Notwithstanding the fact that Cuban families living abroad had to resort temporarily to irregular, more expensive ways to send their money to the island, the Trump administration acted with long-term vision when it banned US-sent remittances from being handled in Cuba by firms linked to GAESA. such as Fincimex or American International Services. (AIS). Sensible enough has been as well the postponement, by the Biden administration, of the promised restoration of these transfers to pre-Trump levels.

After seeing the irrefutable evidence of the repression captured by many of those who are currently serving long sentences on the island just for filming those scenes, the Biden team announced that they were evaluating digital payments “as part of innovative solutions” they were studying to facilitate the transfer of money from the United States to Cuba, so that it would reach the Cuban people directly. Such a solution was feasible considering that more than 7 million Cubans have mobile phones today, most of them with data plans for internet access.

What is RevoluPAY?

The first solution is already here: as of February 28, the Canadian company RevoluGROUP CANADA INC began offering the service of sending remittances electronically to Cuba through the RevoluPAY application.

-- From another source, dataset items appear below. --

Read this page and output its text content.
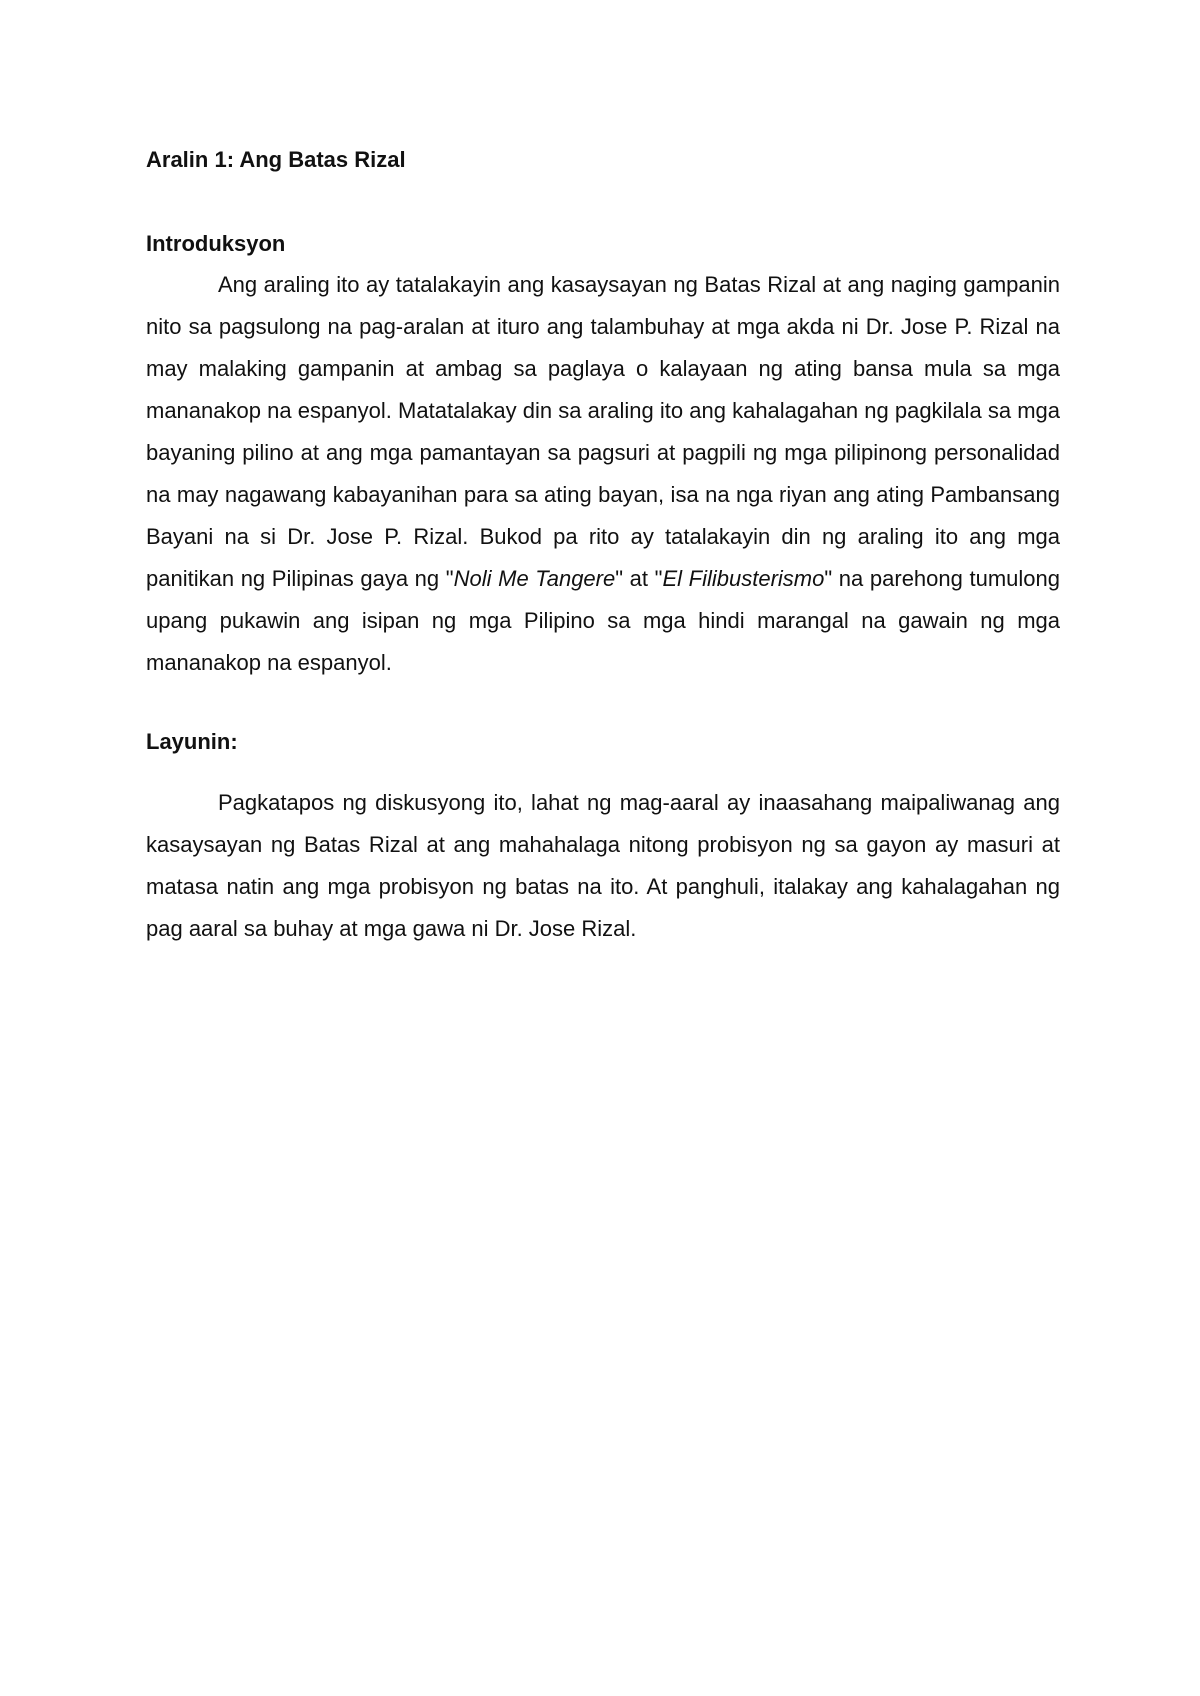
Aralin 1: Ang Batas Rizal
Introduksyon

Ang araling ito ay tatalakayin ang kasaysayan ng Batas Rizal at ang naging gampanin nito sa pagsulong na pag-aralan at ituro ang talambuhay at mga akda ni Dr. Jose P. Rizal na may malaking gampanin at ambag sa paglaya o kalayaan ng ating bansa mula sa mga mananakop na espanyol. Matatalakay din sa araling ito ang kahalagahan ng pagkilala sa mga bayaning pilino at ang mga pamantayan sa pagsuri at pagpili ng mga pilipinong personalidad na may nagawang kabayanihan para sa ating bayan, isa na nga riyan ang ating Pambansang Bayani na si Dr. Jose P. Rizal. Bukod pa rito ay tatalakayin din ng araling ito ang mga panitikan ng Pilipinas gaya ng "Noli Me Tangere" at "El Filibusterismo" na parehong tumulong upang pukawin ang isipan ng mga Pilipino sa mga hindi marangal na gawain ng mga mananakop na espanyol.

Layunin:

Pagkatapos ng diskusyong ito, lahat ng mag-aaral ay inaasahang maipaliwanag ang kasaysayan ng Batas Rizal at ang mahahalaga nitong probisyon ng sa gayon ay masuri at matasa natin ang mga probisyon ng batas na ito. At panghuli, italakay ang kahalagahan ng pag aaral sa buhay at mga gawa ni Dr. Jose Rizal.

If you use RevoluPAY, transfers from abroad can be made directly to the recipient in Cuba (who must have the application installed). The next step is to deposit the funds from the recipient’s wallet into a VISA card associated with it (This VISA card can be used both in Cuba and anywhere else around the world); or the transfer can be made to the recipient’s MLC (Freely Convertible Currency) account with either Banco Popular de Ahorro (BPA), Banco Metropolitano, or Banco de Crédito y Comercio (BANDEC), Cuban financial institutions that are not associated with GAESA.

RevoluPAY does not need a specific license from the Department of State, as its platform meets the requirements of the law, namely: 1-) that remittances cannot be sent through companies sanctioned by the State and Treasury Departments of listed under the umbrella of the Cuban Armed Forces business structure; and 2-) that the KYC (Know Your Client) and AML (Anti Money Laundering) regulations are complied with.

The prospect of seeing millions of dollars pass from the accounts or cards of tens of thousands of exiles straight to the mobile phones of their relatives on the island using the REVOLUPAY application apparently has not pleased the insatiable Mafia State beneficiaries, who have already sent their spokesmen to denigrate the new system. They have falsely claimed that RevoluPAY charges transfer fees of up to 30%.

Emilio Morales, vice president of RevoluGROUP for the United States, unmasked such fabrication, pointing out that for a $100 transfer, if it is made directly to the recipient’s wallet, the cost is 0. If he later wishes to deposit funds from his wallet on his VISA card, he will only pay a 2.50 euros fee, whatever the amount of the transaction is: $100, $500, $1,000 or more.

In case the transaction is to an MLC account, the fees are as follows: $7.77 for $100; $13.32 for $200;  $16.65 for $300. In all cases, the cost of the transaction is half or less than what is charged by the Tocopay company, a travesty of GAESA’s American International Services, previously prohibited by Washington ($15.65 for $100, $26.57 for $200, $38.11 for $300).

Filters against criminals and repressors

To use REVOLUPAY, once the user has downloaded the application to his phone, he must pass the Know Your Client process, by entering in the app’s profile section one or two ID documents (passport and/or Driver License, or Cuba’s Carnet de Identidad).

If any repressor on the island dares to take advantage of the system, the platform will veto him if he is a prohibited official of the Cuban government under United States regulations, which include many categories, from ministers and high-ranking FAR and MININT officers to minions of the Committees for the Defense of the Revolution. He will also be rejected if he happens to be on the list created by the Cuban Repressors program of the Foundation for Human Rights in Cuba.

Cuba was the only country in the Americas in which family remittances were trafficked by the military. Not anymore.